Kaurismaki despoja cada encuadre hasta convertirlo en un bodegón, un retrato
esencial o una pintura realista. Hasta tal punto busca la austeridad expresiva,
pictórica, que casi inmoviliza a los personajes en escenas donde a veces da la
impresión de torpeza en la filmación, aunque lo que parece querer hacer el
autor es reducirlo todo a la mínima expresión. Interiores austeros, grupos
humanos que parlotean, figuras exhibidas en un desamparo metafísico, hasta el
punto de que los actores parecen tener prohibido cualquier gesto expresivo.
Kaurismaki ha escogido actores viejos para representar a casi todos sus
personajes, para mostrar arrugas y cansancio existencial como se muestran rosas
rojas o amarillas en un jarrón de cristal. Su película es una sucesión de
estampas antiguas, reproducciones de naturalezas muertas que hemos visto en las
revistas ilustradas de pintores impresionistas, o retratos individuales o de
grupo, en este caso de pintores expresionistas como Edward Munch.

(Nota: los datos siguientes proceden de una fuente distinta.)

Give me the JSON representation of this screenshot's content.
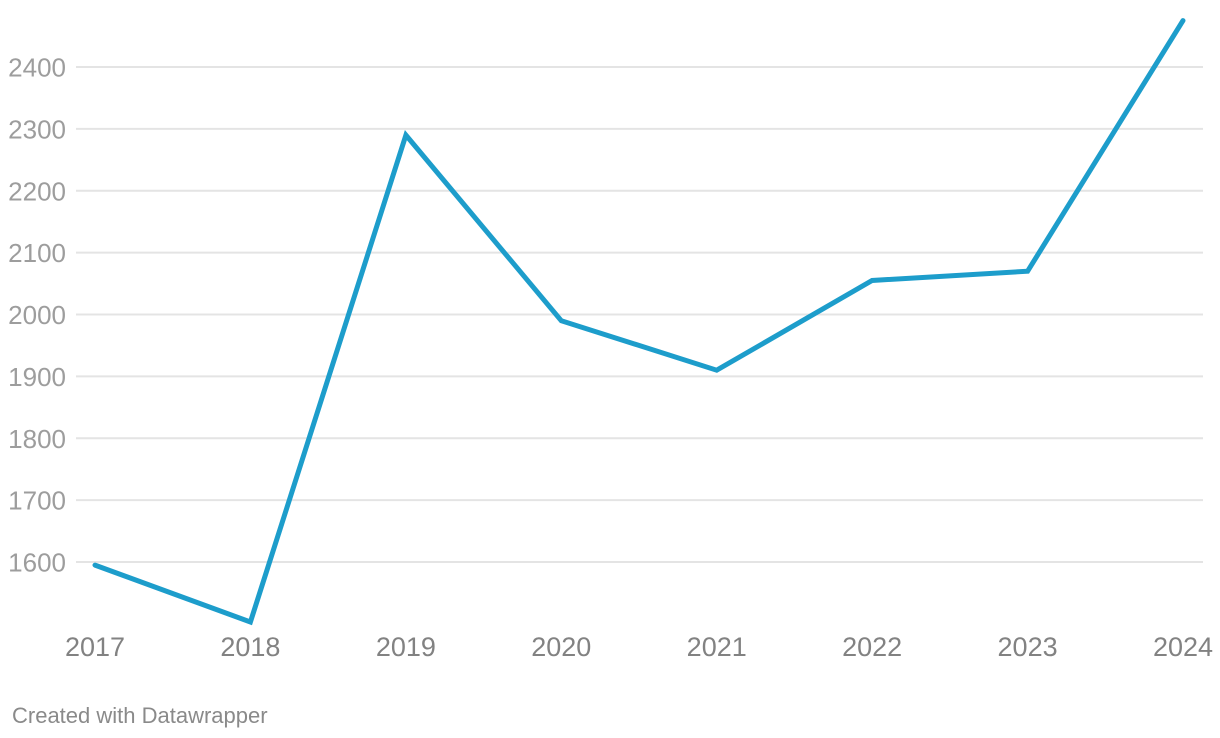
{
  "chart_data": {
    "type": "line",
    "x": [
      "2017",
      "2018",
      "2019",
      "2020",
      "2021",
      "2022",
      "2023",
      "2024"
    ],
    "series": [
      {
        "name": "value",
        "values": [
          1595,
          1503,
          2290,
          1990,
          1910,
          2055,
          2070,
          2475
        ]
      }
    ],
    "title": "",
    "xlabel": "",
    "ylabel": "",
    "yticks": [
      1600,
      1700,
      1800,
      1900,
      2000,
      2100,
      2200,
      2300,
      2400
    ],
    "ylim": [
      1490,
      2510
    ],
    "grid": "horizontal",
    "legend": "none",
    "markers": "none",
    "colors": {
      "line": "#1d9dcb",
      "grid": "#e4e4e4",
      "y_tick_label": "#9d9d9d",
      "x_tick_label": "#828282",
      "attribution": "#8a8a8a",
      "background": "#ffffff"
    }
  },
  "footer": {
    "attribution": "Created with Datawrapper"
  }
}
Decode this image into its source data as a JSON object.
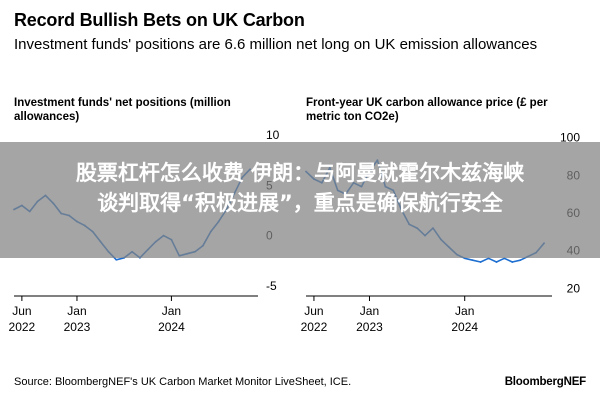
{
  "header": {
    "title": "Record Bullish Bets on UK Carbon",
    "subtitle": "Investment funds' positions are 6.6 million net long on UK emission allowances"
  },
  "footer": {
    "source": "Source: BloombergNEF's UK Carbon Market Monitor LiveSheet, ICE.",
    "brand": "BloombergNEF"
  },
  "overlay": {
    "line1": "股票杠杆怎么收费 伊朗：与阿曼就霍尔木兹海峡",
    "line2": "谈判取得“积极进展”，重点是确保航行安全"
  },
  "colors": {
    "line": "#1f6fd1",
    "axis": "#000000",
    "overlay": "#808080"
  },
  "chart_data": [
    {
      "type": "line",
      "title": "Investment funds' net positions (million allowances)",
      "x_ticks": [
        {
          "label": "Jun",
          "sub": "2022",
          "date": "2022-06"
        },
        {
          "label": "Jan",
          "sub": "2023",
          "date": "2023-01"
        },
        {
          "label": "Jan",
          "sub": "2024",
          "date": "2024-01"
        }
      ],
      "xlim": [
        "2022-05",
        "2024-12"
      ],
      "y_ticks": [
        "10",
        "5",
        "0",
        "-5"
      ],
      "ylim": [
        -6,
        10.5
      ],
      "series": [
        {
          "values": [
            [
              "2022-05",
              2.6
            ],
            [
              "2022-06",
              3.0
            ],
            [
              "2022-07",
              2.4
            ],
            [
              "2022-08",
              3.4
            ],
            [
              "2022-09",
              4.0
            ],
            [
              "2022-10",
              3.2
            ],
            [
              "2022-11",
              2.2
            ],
            [
              "2022-12",
              2.0
            ],
            [
              "2023-01",
              1.4
            ],
            [
              "2023-02",
              1.0
            ],
            [
              "2023-03",
              0.4
            ],
            [
              "2023-04",
              -0.6
            ],
            [
              "2023-05",
              -1.6
            ],
            [
              "2023-06",
              -2.4
            ],
            [
              "2023-07",
              -2.2
            ],
            [
              "2023-08",
              -1.6
            ],
            [
              "2023-09",
              -2.2
            ],
            [
              "2023-10",
              -1.4
            ],
            [
              "2023-11",
              -0.6
            ],
            [
              "2023-12",
              0.0
            ],
            [
              "2024-01",
              -0.4
            ],
            [
              "2024-02",
              -2.0
            ],
            [
              "2024-03",
              -1.8
            ],
            [
              "2024-04",
              -1.6
            ],
            [
              "2024-05",
              -1.0
            ],
            [
              "2024-06",
              0.4
            ],
            [
              "2024-07",
              1.4
            ],
            [
              "2024-08",
              2.6
            ],
            [
              "2024-09",
              4.2
            ],
            [
              "2024-10",
              5.8
            ],
            [
              "2024-11",
              6.6
            ]
          ]
        }
      ]
    },
    {
      "type": "line",
      "title": "Front-year UK carbon allowance price (£ per metric ton CO2e)",
      "x_ticks": [
        {
          "label": "Jun",
          "sub": "2022",
          "date": "2022-06"
        },
        {
          "label": "Jan",
          "sub": "2023",
          "date": "2023-01"
        },
        {
          "label": "Jan",
          "sub": "2024",
          "date": "2024-01"
        }
      ],
      "xlim": [
        "2022-05",
        "2024-12"
      ],
      "y_ticks": [
        "100",
        "80",
        "60",
        "40",
        "20"
      ],
      "ylim": [
        16,
        104
      ],
      "series": [
        {
          "values": [
            [
              "2022-05",
              82
            ],
            [
              "2022-06",
              78
            ],
            [
              "2022-07",
              76
            ],
            [
              "2022-08",
              84
            ],
            [
              "2022-09",
              72
            ],
            [
              "2022-10",
              70
            ],
            [
              "2022-11",
              76
            ],
            [
              "2022-12",
              74
            ],
            [
              "2023-01",
              82
            ],
            [
              "2023-02",
              88
            ],
            [
              "2023-03",
              74
            ],
            [
              "2023-04",
              72
            ],
            [
              "2023-05",
              62
            ],
            [
              "2023-06",
              54
            ],
            [
              "2023-07",
              52
            ],
            [
              "2023-08",
              48
            ],
            [
              "2023-09",
              52
            ],
            [
              "2023-10",
              46
            ],
            [
              "2023-11",
              42
            ],
            [
              "2023-12",
              38
            ],
            [
              "2024-01",
              36
            ],
            [
              "2024-02",
              35
            ],
            [
              "2024-03",
              34
            ],
            [
              "2024-04",
              36
            ],
            [
              "2024-05",
              34
            ],
            [
              "2024-06",
              36
            ],
            [
              "2024-07",
              34
            ],
            [
              "2024-08",
              35
            ],
            [
              "2024-09",
              37
            ],
            [
              "2024-10",
              39
            ],
            [
              "2024-11",
              44
            ]
          ]
        }
      ]
    }
  ]
}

El principal
problema, creo, es la sensación de dejà vu, su frialdad expresiva deja
indiferente al espectador, al menos a mí, y si quiere trasmitir la idea de la
caducidad de Europa no creo que lo logre porque se ve como el exabrupto del
hombre que está de vuelta de todo o como el chiste de un cínico o como el
escupitajo de un borracho.
En realidad el mundo que se dibuja en la peli no existe, no
existe la fraternidad de los pobres, no existen los fumadores compulsivos, o
quedan muy pocos, tampoco los tenderos de barrio generosos, es difícil de
aceptar tanta frialdad en un país sureño, aunque Le Havre esté en el norte de
Francia.
Algunos
críticos han visto en esta peli un optimismo que yo no veo por ningún lado, es
como si juzgasen un cementerio por los lirios que brotan en las tumbas. Ante
las pelis de Kaurismaki, creo, sólo caben sesudas interpretaciones por parte de
críticos entregados, que supongo que a él no deben hacerle mucha gracia, o sí,
o un pesimismo radical por parte del espectador ingenuo, si es que existe, o la
sensación de tomadura de pelo; Kaurismaki hace pelis para sobrevivir, como un
zapatero hace zapatos.
“Soy un gran mentiroso”.
“No. Es sólo que cuando más pesimista me siento, cuando menos confío en la humanidad, las películas me acaban saliendo más optimistas. Es algo complejo. No me malentiendas: a mí me gustan las personas, lo que no me gusta es su actitud. Y odio el sistema que lo rige, ya sea el capitalista o el comunista. No creo que el planeta nos aguante durante mucho más tiempo”.